Он шумно вздохнул. Услышав это, Кьяра свесила ноги с кровати и стала нащупывать свои ботинки.
— И сколько же тебе нужно бутылок? — спросила она с вызовом.
— Три.
Она наклонилась, чтобы завязать шнурки. Брунетти протянул руку и хотел потрепать ее по макушке, но она увернулась. Покончив со шнурками, Кьяра выпрямилась, схватила с пола пиджак и, не говоря ни слова, проследовала мимо него в коридор.
— Возьми у мамы денег! — крикнул он ей вдогонку и отправился в ванную мыть руки. Он слышал, как хлопнула входная дверь.
На кухне Паола накрывала на стол, но только на троих.

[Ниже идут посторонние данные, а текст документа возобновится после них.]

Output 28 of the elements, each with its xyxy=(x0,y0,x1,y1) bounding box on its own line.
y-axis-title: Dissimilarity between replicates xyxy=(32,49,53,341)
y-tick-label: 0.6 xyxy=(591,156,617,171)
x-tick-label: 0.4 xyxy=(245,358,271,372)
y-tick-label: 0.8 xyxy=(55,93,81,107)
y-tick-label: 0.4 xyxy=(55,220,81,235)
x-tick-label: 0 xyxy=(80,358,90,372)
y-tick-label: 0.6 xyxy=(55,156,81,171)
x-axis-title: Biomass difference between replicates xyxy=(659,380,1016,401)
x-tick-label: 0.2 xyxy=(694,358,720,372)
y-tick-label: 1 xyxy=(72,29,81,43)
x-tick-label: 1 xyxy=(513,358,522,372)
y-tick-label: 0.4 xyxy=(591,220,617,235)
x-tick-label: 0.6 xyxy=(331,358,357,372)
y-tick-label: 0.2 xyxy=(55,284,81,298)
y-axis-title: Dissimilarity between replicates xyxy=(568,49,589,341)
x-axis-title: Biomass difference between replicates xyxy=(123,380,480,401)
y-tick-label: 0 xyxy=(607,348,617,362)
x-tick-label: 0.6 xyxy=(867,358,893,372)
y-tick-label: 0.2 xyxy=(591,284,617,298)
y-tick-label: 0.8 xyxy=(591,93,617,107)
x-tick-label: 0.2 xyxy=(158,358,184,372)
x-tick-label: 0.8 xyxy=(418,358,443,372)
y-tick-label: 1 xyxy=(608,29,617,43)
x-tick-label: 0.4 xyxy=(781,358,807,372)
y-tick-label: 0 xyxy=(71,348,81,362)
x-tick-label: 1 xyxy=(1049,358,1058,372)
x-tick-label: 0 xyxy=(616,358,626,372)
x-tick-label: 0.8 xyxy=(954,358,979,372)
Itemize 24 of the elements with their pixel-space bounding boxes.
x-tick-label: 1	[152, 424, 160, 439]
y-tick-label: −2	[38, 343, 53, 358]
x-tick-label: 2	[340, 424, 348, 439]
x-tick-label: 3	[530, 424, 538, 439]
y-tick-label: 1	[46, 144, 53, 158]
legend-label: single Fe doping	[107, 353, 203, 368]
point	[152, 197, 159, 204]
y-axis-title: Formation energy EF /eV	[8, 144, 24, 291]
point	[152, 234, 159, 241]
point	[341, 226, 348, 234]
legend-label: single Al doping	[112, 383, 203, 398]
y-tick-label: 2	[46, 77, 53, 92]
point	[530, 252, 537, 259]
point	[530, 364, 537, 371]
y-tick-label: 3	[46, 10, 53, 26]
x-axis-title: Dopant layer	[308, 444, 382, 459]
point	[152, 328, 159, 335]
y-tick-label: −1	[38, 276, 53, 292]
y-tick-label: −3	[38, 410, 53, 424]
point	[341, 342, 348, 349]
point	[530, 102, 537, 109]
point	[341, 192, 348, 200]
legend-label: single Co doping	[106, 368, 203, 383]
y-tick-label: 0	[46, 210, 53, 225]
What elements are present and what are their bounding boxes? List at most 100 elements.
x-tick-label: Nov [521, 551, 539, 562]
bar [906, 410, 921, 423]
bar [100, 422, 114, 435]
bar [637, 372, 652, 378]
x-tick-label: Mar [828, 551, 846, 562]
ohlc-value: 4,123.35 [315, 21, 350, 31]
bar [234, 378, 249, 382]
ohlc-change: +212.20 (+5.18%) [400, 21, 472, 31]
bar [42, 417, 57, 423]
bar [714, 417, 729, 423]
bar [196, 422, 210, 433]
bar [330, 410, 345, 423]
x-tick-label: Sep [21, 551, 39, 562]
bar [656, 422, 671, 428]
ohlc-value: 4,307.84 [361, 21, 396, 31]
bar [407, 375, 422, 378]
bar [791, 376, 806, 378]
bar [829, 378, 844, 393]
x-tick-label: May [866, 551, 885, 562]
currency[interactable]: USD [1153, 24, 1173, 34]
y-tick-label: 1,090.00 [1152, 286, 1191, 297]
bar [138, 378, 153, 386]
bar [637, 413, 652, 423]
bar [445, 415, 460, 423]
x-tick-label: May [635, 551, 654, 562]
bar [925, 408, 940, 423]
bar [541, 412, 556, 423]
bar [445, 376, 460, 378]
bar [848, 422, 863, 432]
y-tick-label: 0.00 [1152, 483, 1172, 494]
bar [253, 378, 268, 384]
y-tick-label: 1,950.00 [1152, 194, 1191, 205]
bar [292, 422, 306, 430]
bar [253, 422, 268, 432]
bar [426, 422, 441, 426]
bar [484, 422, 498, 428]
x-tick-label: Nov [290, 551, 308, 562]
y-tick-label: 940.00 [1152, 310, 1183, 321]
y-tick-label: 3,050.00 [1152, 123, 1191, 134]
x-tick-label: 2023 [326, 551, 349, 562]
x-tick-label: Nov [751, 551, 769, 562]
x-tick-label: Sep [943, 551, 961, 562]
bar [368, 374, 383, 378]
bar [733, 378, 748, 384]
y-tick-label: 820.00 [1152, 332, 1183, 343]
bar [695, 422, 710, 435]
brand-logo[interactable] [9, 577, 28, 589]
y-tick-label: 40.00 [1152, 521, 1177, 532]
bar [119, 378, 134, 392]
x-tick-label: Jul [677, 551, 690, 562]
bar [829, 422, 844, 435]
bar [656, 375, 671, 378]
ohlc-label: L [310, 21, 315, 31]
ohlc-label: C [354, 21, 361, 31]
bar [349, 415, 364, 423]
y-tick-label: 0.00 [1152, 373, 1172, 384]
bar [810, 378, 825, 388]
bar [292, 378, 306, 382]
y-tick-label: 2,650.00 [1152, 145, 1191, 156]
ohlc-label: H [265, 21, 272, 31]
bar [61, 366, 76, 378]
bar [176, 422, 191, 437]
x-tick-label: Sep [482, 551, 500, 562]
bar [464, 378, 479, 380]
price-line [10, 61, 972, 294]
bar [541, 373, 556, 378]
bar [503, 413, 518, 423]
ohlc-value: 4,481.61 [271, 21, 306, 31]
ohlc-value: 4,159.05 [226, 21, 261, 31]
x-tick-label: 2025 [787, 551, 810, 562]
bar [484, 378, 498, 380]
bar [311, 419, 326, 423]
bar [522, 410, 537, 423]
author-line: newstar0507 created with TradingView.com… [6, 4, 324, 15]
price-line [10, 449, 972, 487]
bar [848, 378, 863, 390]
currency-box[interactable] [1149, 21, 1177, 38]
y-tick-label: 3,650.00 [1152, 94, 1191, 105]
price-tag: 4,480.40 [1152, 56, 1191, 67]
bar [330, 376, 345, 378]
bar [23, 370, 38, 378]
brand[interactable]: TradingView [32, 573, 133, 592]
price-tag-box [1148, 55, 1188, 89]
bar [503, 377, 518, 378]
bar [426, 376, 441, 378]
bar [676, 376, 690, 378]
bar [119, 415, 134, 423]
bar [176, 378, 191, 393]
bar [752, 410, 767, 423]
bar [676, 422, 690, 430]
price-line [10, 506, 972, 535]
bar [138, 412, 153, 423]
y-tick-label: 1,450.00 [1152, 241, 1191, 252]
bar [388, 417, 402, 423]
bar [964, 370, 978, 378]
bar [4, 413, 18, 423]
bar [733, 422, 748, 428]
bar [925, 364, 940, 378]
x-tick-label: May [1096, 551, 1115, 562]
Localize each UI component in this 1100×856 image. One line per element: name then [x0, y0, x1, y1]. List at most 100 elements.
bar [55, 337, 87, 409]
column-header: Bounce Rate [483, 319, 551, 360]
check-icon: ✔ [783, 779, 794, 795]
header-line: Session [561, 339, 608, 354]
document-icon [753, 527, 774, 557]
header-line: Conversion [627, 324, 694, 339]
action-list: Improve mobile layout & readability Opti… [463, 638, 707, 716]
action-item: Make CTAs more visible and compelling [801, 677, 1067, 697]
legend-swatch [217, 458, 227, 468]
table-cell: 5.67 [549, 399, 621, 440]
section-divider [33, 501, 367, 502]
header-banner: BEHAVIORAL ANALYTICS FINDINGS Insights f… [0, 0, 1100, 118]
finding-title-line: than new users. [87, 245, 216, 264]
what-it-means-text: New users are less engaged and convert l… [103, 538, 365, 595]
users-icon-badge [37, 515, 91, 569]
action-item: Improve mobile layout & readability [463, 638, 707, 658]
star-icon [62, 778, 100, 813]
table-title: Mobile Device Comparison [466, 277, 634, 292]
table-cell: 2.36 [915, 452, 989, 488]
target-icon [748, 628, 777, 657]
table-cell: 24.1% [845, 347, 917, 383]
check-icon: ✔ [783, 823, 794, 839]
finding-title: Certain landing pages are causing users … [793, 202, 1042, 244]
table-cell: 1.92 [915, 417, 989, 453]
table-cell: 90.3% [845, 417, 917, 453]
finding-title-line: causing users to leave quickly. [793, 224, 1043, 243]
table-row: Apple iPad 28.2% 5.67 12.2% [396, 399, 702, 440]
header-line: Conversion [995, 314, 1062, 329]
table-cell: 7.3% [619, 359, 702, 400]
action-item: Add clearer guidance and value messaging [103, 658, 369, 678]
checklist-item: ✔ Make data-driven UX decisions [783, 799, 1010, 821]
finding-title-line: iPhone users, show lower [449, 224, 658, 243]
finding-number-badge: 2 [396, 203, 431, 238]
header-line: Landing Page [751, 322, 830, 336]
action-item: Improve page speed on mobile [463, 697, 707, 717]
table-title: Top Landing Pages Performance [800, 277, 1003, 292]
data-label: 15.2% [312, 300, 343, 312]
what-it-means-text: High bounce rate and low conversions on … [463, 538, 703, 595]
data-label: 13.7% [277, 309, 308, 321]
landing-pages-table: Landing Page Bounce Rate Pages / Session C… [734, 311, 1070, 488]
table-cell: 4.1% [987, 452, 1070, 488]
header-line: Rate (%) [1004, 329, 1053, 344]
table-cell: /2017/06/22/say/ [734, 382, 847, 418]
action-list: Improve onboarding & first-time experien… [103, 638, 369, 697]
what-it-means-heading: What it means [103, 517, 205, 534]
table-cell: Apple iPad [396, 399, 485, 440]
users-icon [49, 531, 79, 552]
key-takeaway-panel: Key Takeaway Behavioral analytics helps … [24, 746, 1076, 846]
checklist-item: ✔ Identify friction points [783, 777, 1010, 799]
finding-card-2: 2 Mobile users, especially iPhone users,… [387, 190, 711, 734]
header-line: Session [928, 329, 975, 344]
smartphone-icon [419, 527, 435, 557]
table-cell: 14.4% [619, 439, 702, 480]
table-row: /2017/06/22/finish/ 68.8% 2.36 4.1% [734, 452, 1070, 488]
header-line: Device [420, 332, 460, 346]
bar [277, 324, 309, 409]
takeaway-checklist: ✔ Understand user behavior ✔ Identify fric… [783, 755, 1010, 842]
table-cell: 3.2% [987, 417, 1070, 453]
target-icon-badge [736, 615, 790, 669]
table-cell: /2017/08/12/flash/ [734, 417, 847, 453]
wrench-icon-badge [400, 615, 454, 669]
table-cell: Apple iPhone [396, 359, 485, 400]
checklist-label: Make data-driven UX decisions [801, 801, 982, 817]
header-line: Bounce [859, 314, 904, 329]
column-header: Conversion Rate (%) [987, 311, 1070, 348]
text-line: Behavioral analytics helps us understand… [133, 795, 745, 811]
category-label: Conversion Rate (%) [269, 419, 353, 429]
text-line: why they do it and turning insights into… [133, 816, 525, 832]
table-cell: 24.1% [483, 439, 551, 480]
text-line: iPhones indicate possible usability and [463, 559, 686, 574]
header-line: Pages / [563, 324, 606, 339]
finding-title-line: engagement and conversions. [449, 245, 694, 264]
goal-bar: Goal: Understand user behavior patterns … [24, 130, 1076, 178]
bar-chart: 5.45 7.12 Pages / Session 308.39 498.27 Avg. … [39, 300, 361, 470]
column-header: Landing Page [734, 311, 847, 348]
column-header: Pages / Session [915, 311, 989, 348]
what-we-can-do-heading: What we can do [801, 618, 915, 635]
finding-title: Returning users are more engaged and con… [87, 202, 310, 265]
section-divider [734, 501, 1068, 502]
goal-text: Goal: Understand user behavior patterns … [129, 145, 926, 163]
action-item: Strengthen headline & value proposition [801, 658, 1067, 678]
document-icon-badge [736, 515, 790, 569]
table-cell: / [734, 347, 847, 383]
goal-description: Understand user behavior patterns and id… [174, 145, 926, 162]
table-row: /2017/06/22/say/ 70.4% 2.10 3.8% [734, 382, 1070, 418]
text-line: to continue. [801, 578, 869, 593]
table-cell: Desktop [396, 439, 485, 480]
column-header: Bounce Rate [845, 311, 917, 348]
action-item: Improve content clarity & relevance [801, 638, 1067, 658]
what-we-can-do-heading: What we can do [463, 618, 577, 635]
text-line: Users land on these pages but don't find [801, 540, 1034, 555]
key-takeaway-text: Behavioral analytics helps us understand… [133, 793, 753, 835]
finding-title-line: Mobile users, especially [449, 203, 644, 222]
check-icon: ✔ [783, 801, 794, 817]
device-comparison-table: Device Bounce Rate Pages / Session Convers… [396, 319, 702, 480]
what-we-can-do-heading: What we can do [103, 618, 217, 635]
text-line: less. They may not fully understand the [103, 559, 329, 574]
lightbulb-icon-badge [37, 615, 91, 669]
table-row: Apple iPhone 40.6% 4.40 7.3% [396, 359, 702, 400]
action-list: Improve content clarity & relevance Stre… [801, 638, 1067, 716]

— А где же Раффи? — спросил Брунетти.
— У него сегодня днем устный экзамен, так что он с утра в библиотеке.
— И что же он будет есть?
— Перехватит где-нибудь пару бутербродов.
— Если у него экзамен, ему надо нормально поесть.
Она взглянула на него и покачала головой.
— Что? — спросил он.
— Ничего.
— Нет, ты скажи! Ты чего так качаешь головой?
— Я, знаешь, иногда думаю, как меня угораздило выйти замуж за такого заурядного человека.
— Заурядного?
Из всех оскорблений, которые время от времени бросала ему Паола, это отчего-то показалось ему самым обидным.
— Заурядного? — повторил он.
Минуту она колебалась, а потом пустилась в объяснения:
— То ты шантажируешь собственную дочь, чтобы заставить ее сходить за вином, которое она не пьет, а то вдруг начинаешь беспокоиться, хорошо ли поел твой сын.
— О чем же мне еще беспокоиться?
— О том, что он плохо учится, — парировала Паола.
— Да он весь последний год только и делал, что учился, да еще бродил по квартире и мечтал о Саре.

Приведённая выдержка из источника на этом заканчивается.